South Korean confectionery giant Lotte Group has announced a major production expansion of at its plant in Kaluga, western Russia, which will involve building a new manufacturing line and doubling the capacity of an existing line.
A statement sent to just-food said that the construction and installation work should be completed by this November. The revamped plant will double its current production capacity of Choco Pie cookies from the existing cap of 200,000 boxes per month and the new line will make Crunky Crunch Chocolate Bars and Ghana chocolate bars, with the potential to add additional products in future.
The company told just-food that it planned to sell the bulk of the new output on the Russian market.
A statement issued on behalf of Lotte’s jailed chairman, Shin Dong-bin, who still retains an active role in running the company despite his corruption conviction in South Korea, said: “Our confectionery business is developing very well in Russia.” He added that the company will continue to purchase as many ingredients as it can for its confectionery plant in Russia from local suppliers.

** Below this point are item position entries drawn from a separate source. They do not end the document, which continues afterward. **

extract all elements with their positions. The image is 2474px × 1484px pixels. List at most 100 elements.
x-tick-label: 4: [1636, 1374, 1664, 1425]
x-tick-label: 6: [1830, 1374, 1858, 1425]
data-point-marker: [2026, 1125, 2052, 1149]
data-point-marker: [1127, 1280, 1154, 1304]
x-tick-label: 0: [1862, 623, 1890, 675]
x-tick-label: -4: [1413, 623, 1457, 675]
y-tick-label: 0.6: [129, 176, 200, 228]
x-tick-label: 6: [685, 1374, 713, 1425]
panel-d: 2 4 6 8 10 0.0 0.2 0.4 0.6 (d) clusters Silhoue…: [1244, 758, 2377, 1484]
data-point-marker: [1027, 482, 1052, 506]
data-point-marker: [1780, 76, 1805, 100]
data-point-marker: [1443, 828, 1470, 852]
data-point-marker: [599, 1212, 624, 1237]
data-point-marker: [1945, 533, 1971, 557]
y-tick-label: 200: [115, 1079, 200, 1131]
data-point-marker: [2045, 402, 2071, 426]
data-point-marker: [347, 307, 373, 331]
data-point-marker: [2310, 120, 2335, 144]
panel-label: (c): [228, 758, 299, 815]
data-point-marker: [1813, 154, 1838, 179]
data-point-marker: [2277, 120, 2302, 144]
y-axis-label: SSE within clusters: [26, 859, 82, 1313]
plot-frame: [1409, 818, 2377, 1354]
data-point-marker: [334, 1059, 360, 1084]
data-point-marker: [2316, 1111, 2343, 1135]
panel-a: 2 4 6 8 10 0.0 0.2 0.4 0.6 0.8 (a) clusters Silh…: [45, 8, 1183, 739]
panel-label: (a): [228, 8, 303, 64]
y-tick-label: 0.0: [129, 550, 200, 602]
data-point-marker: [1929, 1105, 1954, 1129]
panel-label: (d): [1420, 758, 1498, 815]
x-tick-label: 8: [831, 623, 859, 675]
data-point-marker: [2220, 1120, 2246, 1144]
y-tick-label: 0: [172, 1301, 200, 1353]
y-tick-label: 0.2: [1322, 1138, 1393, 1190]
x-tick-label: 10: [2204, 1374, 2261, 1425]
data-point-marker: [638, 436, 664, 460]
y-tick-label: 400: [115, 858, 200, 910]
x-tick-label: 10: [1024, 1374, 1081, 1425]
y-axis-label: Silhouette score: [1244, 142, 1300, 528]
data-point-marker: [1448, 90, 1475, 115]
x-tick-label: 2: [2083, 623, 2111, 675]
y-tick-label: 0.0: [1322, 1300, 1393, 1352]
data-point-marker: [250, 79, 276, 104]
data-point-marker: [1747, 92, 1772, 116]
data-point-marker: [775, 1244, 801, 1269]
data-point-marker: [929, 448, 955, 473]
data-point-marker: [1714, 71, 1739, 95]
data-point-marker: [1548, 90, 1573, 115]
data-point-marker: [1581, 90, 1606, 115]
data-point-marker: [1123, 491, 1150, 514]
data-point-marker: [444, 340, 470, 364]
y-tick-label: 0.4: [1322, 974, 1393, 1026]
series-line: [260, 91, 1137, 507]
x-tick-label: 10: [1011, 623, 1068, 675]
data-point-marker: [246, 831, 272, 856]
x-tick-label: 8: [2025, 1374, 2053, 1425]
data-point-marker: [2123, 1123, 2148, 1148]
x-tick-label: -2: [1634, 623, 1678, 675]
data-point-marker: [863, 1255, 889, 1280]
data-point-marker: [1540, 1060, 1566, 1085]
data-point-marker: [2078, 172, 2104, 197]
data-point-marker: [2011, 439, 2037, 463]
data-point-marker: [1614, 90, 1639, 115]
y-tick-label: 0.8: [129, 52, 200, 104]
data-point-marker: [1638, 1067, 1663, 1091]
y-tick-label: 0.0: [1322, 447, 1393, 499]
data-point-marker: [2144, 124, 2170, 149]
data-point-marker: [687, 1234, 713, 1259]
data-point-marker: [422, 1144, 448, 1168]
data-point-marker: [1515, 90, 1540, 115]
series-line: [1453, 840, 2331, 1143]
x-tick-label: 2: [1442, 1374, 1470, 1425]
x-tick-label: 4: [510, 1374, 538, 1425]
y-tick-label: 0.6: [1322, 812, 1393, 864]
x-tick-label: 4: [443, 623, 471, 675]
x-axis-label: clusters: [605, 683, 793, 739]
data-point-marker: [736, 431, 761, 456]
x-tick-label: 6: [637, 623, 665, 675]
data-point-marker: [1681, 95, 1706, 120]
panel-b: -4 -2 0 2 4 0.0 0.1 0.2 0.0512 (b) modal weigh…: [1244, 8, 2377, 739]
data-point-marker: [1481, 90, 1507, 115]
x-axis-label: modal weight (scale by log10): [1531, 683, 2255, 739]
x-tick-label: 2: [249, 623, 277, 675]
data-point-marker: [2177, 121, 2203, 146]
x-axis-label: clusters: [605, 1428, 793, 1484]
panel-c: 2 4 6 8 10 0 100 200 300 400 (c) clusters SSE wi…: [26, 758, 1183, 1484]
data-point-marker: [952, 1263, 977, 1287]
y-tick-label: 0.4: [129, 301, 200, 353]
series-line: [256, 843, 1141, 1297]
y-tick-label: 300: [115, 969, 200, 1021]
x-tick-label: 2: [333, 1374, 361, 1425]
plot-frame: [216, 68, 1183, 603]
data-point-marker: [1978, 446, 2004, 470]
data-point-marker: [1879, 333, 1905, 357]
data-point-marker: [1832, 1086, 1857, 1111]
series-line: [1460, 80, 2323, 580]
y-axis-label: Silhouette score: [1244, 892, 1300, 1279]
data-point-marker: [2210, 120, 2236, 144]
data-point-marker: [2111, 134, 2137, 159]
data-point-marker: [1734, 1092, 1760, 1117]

The expansion almost certainly has the blessing of the Russian government. A spokesman for Russia’s industry and trade minister Denis Manturov said the Lotte Group currently has very good relations with the Russian government, particularly with President Vladimir Putin.
Manturov’s spokesman noted how Dong-bin received a Russian Order of Friendship from Putin in 2015.
The spokesperson said this close relationship, as well as the ongoing recovery of the Russian confectionery industry and market from the country’s recent economic malaise, means Lotte Confectionery would be investing ten times more money in the new expansion than it did when it opened its Kaluga plant in 2010 – which cost US$100m.
Manturov’s spokesperson added that such large investments in Russia could be also explained by a recent reduction in Lotte investments in China, fuelled by on-going diplomatic tensions between the South Korean and Chinese governments.